Saksi kunci Ari Muladi pun mengaku disuruh supaya bersaksi bahwa dia telah bertemu dan menyuap Bibit dan Chandra yang ternyata tidak benar.Begitu pula kasus Antasari hingga hakim pun memutuskan bersalah padahal saksi kunci seperti mantan Kapolres Jaksel, Wiliardi Wizar mengaku bahwa dia disuruh membuat BAP agar Antasari dijebloskan ke penjara dengan menyatakan Antasari yang memerintahkan pembunuhan. Ternyata tidak benar.
Harusnya polisi membawa tersangka ke pengadilan agar bisa diadili dengan adil.Jangan sampai orang yang tidak berdosa mati tanpa peradilan yang sah.
Foto teroris dengan pistol di tangan, tapi tidak digenggam dan jari dipelatuk agak aneh. Harusnya jika tidak tergenggam kuat dengan jari di pelatuk, maka pistol itu jatuh ke bawah. Betulkan posisi pistol memang begitu atau cuma diselipkan
Bawa ke pengadilan. Jika terbukti bersalah, terserah apakah teroris itu dihukum mati atau dimutilasi.
Prestasi polisi menangkap teroris memang bagus.
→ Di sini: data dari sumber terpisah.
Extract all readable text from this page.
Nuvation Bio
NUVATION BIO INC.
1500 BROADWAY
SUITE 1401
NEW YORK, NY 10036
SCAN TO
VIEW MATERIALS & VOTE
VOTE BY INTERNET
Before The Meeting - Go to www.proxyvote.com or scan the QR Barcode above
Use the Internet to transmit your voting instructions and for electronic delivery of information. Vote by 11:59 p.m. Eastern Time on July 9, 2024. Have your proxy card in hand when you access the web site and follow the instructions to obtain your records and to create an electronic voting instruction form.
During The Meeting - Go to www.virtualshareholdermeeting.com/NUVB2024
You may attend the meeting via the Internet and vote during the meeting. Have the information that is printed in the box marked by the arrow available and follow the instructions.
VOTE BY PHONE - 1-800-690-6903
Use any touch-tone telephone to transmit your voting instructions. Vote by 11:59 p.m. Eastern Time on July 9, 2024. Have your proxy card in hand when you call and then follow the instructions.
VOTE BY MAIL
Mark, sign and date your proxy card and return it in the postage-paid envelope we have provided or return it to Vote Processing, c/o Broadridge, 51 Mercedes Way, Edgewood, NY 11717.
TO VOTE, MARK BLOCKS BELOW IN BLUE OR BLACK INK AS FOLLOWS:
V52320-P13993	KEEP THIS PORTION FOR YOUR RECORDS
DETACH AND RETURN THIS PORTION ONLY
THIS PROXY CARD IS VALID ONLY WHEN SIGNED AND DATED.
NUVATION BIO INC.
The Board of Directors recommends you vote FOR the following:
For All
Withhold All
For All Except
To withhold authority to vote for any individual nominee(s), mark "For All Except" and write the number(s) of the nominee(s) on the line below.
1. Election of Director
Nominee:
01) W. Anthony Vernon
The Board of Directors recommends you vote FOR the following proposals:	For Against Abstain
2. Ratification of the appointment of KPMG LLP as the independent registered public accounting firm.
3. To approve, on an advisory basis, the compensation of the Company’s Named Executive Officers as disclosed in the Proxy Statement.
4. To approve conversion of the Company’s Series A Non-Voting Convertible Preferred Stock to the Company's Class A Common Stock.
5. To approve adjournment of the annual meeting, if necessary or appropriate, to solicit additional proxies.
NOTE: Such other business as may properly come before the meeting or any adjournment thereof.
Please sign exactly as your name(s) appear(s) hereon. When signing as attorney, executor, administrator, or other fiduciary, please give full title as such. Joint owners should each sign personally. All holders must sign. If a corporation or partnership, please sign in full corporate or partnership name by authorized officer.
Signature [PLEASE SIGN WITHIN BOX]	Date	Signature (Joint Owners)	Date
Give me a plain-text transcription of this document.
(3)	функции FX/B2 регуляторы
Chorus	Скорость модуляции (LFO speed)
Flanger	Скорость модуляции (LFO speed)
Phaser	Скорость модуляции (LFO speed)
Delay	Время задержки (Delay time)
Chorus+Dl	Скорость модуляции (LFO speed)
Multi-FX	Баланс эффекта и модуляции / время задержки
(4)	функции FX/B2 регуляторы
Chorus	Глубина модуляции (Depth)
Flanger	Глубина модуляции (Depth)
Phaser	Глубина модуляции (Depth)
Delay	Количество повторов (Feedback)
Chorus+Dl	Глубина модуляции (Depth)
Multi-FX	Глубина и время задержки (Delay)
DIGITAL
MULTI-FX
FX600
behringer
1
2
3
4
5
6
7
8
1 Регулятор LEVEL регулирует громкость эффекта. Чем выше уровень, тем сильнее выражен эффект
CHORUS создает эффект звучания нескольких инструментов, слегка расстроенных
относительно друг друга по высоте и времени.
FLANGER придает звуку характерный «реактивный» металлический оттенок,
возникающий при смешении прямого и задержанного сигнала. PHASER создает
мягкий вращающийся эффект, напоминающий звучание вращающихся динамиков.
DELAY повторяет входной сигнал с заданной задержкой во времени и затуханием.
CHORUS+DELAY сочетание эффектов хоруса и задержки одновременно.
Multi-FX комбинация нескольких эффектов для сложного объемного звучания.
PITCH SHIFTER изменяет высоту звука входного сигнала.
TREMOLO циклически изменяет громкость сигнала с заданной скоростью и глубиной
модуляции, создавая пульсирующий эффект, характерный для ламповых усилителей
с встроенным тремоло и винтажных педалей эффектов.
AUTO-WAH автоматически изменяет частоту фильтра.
Namun harusnya tidak main tembak mati. Tapi dibawa ke pengadilan agar bukan orang yang tidak bersalah yang tertembak mati. Kan kemarin polisi Depok salah menangkap Dosen UI sebagai pelaku hingga babak belur. Untung tidak ditembak mati langsung.
Kasus salah tangkap oleh polisi sudah sering terjadi. Tempo menulis bahwa dari Februari 2009 hingga 7 Desember 2009 saja sudah 4 x polisi salah tangkap. Jose Rizal di Depok dipukuli sampai babak belur oleh polisi padahal dia tidak bersalah. Seorang bapak juga dipukuli sampai babak belur oleh polisi karena dituduh merampok padahal ternyata tidak.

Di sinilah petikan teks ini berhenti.